Sebi asks exchanges to change norms on investor claims

Wants exchanges to compensate investors from investor protection fund even if trading members are expelled

Sebi asks exchanges to change norms on investor claims
Ashley Coutinho Mumbai
Last Updated : Jun 15 2016 | 11:43 PM IST
The Securities and Exchange Board of India (Sebi) has asked stock exchanges to change their byelaws to ensure investors are compensated from their investor protection fund (IPF) if a trading member or broker is expelled.

The current laws only entertain claims in case of broker defaults.

The issue arose after the BSE exchange refused to pay money from its IPF to aggrieved investors after the expulsion of Delhi-based broker Kassa Finvest last year. Its byelaws, it told them, allowed IPF money to be utilised only if a broker had defaulted.

However, the National Stock Exchange (NSE) began paying claims due to investors from its IPF last year, said a source. BSE owed only a few crores to investors, as 70-80 per cent of transactions done by the broker were through NSE, added the person. As of April last year, investor claims against Kassa Finvest reportedly amounted to about Rs 150 crore.

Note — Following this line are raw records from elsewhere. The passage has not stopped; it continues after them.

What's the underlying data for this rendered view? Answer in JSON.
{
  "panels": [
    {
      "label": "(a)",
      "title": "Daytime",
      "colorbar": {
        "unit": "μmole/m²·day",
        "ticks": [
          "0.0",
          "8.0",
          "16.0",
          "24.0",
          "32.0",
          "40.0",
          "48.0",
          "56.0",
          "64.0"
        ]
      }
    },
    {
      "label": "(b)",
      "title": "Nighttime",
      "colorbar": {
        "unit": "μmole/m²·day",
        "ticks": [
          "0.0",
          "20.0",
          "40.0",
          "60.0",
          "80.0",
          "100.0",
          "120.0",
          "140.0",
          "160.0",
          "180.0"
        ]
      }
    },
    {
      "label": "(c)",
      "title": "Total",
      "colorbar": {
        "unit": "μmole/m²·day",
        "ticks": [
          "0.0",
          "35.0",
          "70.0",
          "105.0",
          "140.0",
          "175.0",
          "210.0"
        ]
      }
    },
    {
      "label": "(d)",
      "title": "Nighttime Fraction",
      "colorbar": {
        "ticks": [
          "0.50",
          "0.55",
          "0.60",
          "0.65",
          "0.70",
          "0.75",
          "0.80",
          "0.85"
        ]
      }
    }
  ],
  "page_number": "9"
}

BSE says it had disbursed Rs 29.7 lakh from the assets of Kassa available with the exchange to 16 clients. “According to our guidelines, NSE refunds to investors when a member defaults or is expelled,” said an NSE spokesperson.

An exchange may expel a trading member if guilty of contravention, non-compliance, disobedience, disregard or evasion of any byelaw, rules or regulations of the exchange. Default can occur for failure to fulfil obligations, pay dues/penalties or abide by arbitration proceedings.

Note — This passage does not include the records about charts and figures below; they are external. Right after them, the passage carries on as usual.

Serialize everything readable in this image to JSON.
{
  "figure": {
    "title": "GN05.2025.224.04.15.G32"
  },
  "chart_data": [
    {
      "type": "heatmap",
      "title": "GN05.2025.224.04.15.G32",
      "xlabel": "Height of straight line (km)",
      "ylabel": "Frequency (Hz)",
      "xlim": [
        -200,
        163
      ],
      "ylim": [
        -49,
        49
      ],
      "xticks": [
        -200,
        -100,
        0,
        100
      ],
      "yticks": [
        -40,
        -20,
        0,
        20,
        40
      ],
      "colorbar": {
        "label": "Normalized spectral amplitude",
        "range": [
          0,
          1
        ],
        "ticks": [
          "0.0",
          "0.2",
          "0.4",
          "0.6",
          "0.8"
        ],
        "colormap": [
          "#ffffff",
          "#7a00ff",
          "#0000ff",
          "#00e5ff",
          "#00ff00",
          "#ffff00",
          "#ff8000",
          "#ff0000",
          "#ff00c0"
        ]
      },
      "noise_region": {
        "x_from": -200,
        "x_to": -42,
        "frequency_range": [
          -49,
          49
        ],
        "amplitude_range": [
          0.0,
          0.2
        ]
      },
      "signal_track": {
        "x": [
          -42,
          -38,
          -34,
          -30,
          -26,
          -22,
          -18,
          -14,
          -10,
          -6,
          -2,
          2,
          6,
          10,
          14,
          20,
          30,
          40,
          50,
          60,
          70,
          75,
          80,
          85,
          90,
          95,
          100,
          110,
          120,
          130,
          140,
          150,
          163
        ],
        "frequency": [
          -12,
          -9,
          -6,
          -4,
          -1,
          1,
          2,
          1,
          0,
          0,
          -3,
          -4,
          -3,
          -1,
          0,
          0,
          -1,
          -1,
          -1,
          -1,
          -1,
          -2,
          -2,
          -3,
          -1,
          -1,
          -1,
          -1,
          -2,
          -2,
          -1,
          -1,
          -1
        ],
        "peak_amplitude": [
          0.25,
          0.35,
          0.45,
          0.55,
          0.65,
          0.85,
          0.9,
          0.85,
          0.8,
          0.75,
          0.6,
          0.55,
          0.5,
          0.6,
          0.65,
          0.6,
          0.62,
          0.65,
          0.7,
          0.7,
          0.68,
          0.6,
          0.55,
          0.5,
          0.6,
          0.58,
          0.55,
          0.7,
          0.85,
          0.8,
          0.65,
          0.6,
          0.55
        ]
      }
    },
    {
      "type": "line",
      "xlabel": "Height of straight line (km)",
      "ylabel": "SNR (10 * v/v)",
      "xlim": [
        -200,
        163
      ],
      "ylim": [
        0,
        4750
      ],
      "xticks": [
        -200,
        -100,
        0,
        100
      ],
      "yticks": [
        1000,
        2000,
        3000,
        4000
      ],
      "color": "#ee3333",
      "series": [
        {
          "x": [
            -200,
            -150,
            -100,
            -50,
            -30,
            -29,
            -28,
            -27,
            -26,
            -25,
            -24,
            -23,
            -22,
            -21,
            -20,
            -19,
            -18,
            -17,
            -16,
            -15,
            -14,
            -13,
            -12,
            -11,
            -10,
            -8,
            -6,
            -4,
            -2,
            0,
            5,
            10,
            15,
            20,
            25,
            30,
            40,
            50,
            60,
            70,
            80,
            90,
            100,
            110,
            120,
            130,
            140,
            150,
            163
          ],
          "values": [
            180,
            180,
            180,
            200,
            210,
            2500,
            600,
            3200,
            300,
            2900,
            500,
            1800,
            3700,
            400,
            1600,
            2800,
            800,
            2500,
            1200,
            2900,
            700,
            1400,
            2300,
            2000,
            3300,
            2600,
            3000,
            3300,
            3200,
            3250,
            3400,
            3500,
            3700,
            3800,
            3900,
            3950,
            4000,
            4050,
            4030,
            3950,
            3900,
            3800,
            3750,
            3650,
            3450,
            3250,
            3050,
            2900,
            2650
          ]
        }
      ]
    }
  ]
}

A default generally precedes an expulsion, with the latter being a more drastic measure, as the entity cannot again become a member.

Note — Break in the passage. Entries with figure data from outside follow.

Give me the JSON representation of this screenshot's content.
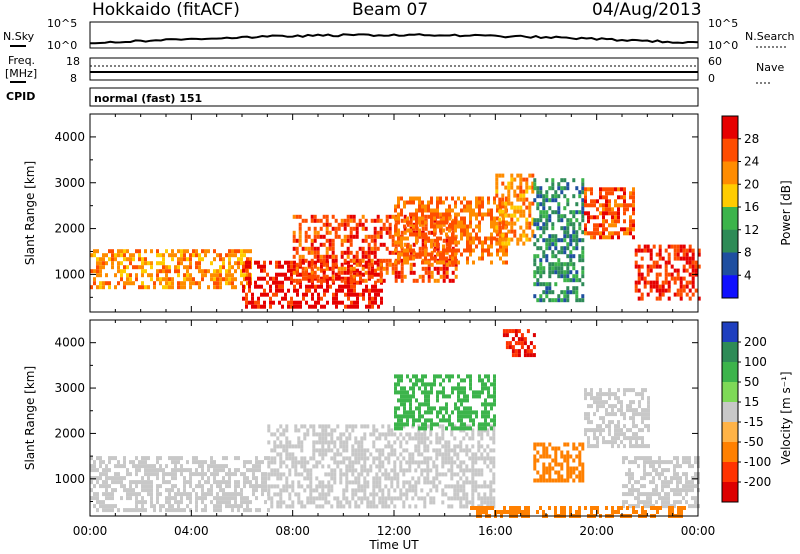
{
  "header": {
    "station": "Hokkaido (fitACF)",
    "beam": "Beam 07",
    "date": "04/Aug/2013"
  },
  "status": {
    "nsky_label": "N.Sky",
    "nsearch_label": "N.Search",
    "nsky_ticks": [
      "10^5",
      "10^0"
    ],
    "nsearch_ticks": [
      "10^5",
      "10^0"
    ],
    "freq_label_line1": "Freq.",
    "freq_label_line2": "[MHz]",
    "freq_ticks": [
      "18",
      "8"
    ],
    "nave_label": "Nave",
    "nave_ticks": [
      "60",
      "0"
    ],
    "cpid_label": "CPID",
    "cpid_text": "normal (fast) 151"
  },
  "time_axis": {
    "label": "Time UT",
    "ticks": [
      "00:00",
      "04:00",
      "08:00",
      "12:00",
      "16:00",
      "20:00",
      "00:00"
    ]
  },
  "chart_data": [
    {
      "type": "heatmap",
      "panel": "power",
      "ylabel": "Slant Range [km]",
      "ylim": [
        180,
        4500
      ],
      "y_ticks": [
        1000,
        2000,
        3000,
        4000
      ],
      "x_ticks": [
        "00:00",
        "04:00",
        "08:00",
        "12:00",
        "16:00",
        "20:00",
        "00:00"
      ],
      "x_range_hours": [
        0,
        24
      ],
      "colorbar": {
        "label": "Power [dB]",
        "ticks": [
          "28",
          "24",
          "20",
          "16",
          "12",
          "8",
          "4"
        ],
        "colors": [
          "#e60000",
          "#ff4d00",
          "#ff8c00",
          "#ffcc00",
          "#3cb44b",
          "#2e8b57",
          "#1f4fa0",
          "#1010ff"
        ]
      },
      "echo_regions": [
        {
          "t_start": 0.0,
          "t_end": 6.3,
          "r_min": 700,
          "r_max": 1550,
          "level": 20
        },
        {
          "t_start": 6.0,
          "t_end": 11.5,
          "r_min": 300,
          "r_max": 1300,
          "level": 28
        },
        {
          "t_start": 8.0,
          "t_end": 14.5,
          "r_min": 900,
          "r_max": 2300,
          "level": 24
        },
        {
          "t_start": 12.0,
          "t_end": 16.5,
          "r_min": 1300,
          "r_max": 2700,
          "level": 22
        },
        {
          "t_start": 16.0,
          "t_end": 17.5,
          "r_min": 1700,
          "r_max": 3200,
          "level": 20
        },
        {
          "t_start": 17.5,
          "t_end": 19.5,
          "r_min": 400,
          "r_max": 3100,
          "level": 8
        },
        {
          "t_start": 19.5,
          "t_end": 21.5,
          "r_min": 1800,
          "r_max": 2900,
          "level": 24
        },
        {
          "t_start": 21.5,
          "t_end": 24.0,
          "r_min": 450,
          "r_max": 1650,
          "level": 26
        }
      ]
    },
    {
      "type": "heatmap",
      "panel": "velocity",
      "ylabel": "Slant Range [km]",
      "ylim": [
        180,
        4500
      ],
      "y_ticks": [
        1000,
        2000,
        3000,
        4000
      ],
      "x_ticks": [
        "00:00",
        "04:00",
        "08:00",
        "12:00",
        "16:00",
        "20:00",
        "00:00"
      ],
      "x_range_hours": [
        0,
        24
      ],
      "colorbar": {
        "label": "Velocity [m s⁻¹]",
        "ticks": [
          "200",
          "100",
          "50",
          "15",
          "-15",
          "-50",
          "-100",
          "-200"
        ],
        "colors": [
          "#1f3fbf",
          "#2e8b57",
          "#3cb44b",
          "#7ed957",
          "#c8c8c8",
          "#ffb347",
          "#ff8000",
          "#ff3300",
          "#dd0000"
        ]
      },
      "echo_regions": [
        {
          "t_start": 0.0,
          "t_end": 7.0,
          "r_min": 300,
          "r_max": 1500,
          "level": 0
        },
        {
          "t_start": 7.0,
          "t_end": 16.0,
          "r_min": 400,
          "r_max": 2200,
          "level": 0
        },
        {
          "t_start": 12.0,
          "t_end": 16.0,
          "r_min": 2100,
          "r_max": 3300,
          "level": 60
        },
        {
          "t_start": 16.3,
          "t_end": 17.5,
          "r_min": 3700,
          "r_max": 4300,
          "level": -200
        },
        {
          "t_start": 17.5,
          "t_end": 19.5,
          "r_min": 1000,
          "r_max": 1800,
          "level": -80
        },
        {
          "t_start": 19.5,
          "t_end": 22.0,
          "r_min": 1700,
          "r_max": 3000,
          "level": 0
        },
        {
          "t_start": 21.0,
          "t_end": 24.0,
          "r_min": 400,
          "r_max": 1500,
          "level": 0
        },
        {
          "t_start": 15.0,
          "t_end": 23.5,
          "r_min": 200,
          "r_max": 400,
          "level": -60
        }
      ]
    }
  ]
}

Kassa Finvest was first expelled by NSE in April last year. A month prior to this, Sebi had barred Kassa and its top executives from accessing the securities markets, for raising funds by illegally selling securities of its clients/investors and promising assured returns.

Under present laws, the maximum compensation limit per investor, if found due and payable out of an IPF, is Rs 15 lakh. Investors have to lodge claims against a defaulting or expelled trading member within three months of a public notice put out by the exchanges. After going through a process of arbitration, the claims are examined by the Defaulters Committee of the exchange. The committee then recommends the IPF trustees to release the relevant amount.

According to experts, exchanges need to be more transparent in dealing with claims. “Exchanges often reject claims on certain grounds even if these conditions are not spelt out in existing guidelines. For instance, an exchange might reject a claim if it feels the investor is a intra-day trader, rather than a long-term investor. Such conditions need to be made part of the byelaws,” said a securities lawyer on condition of anonymity.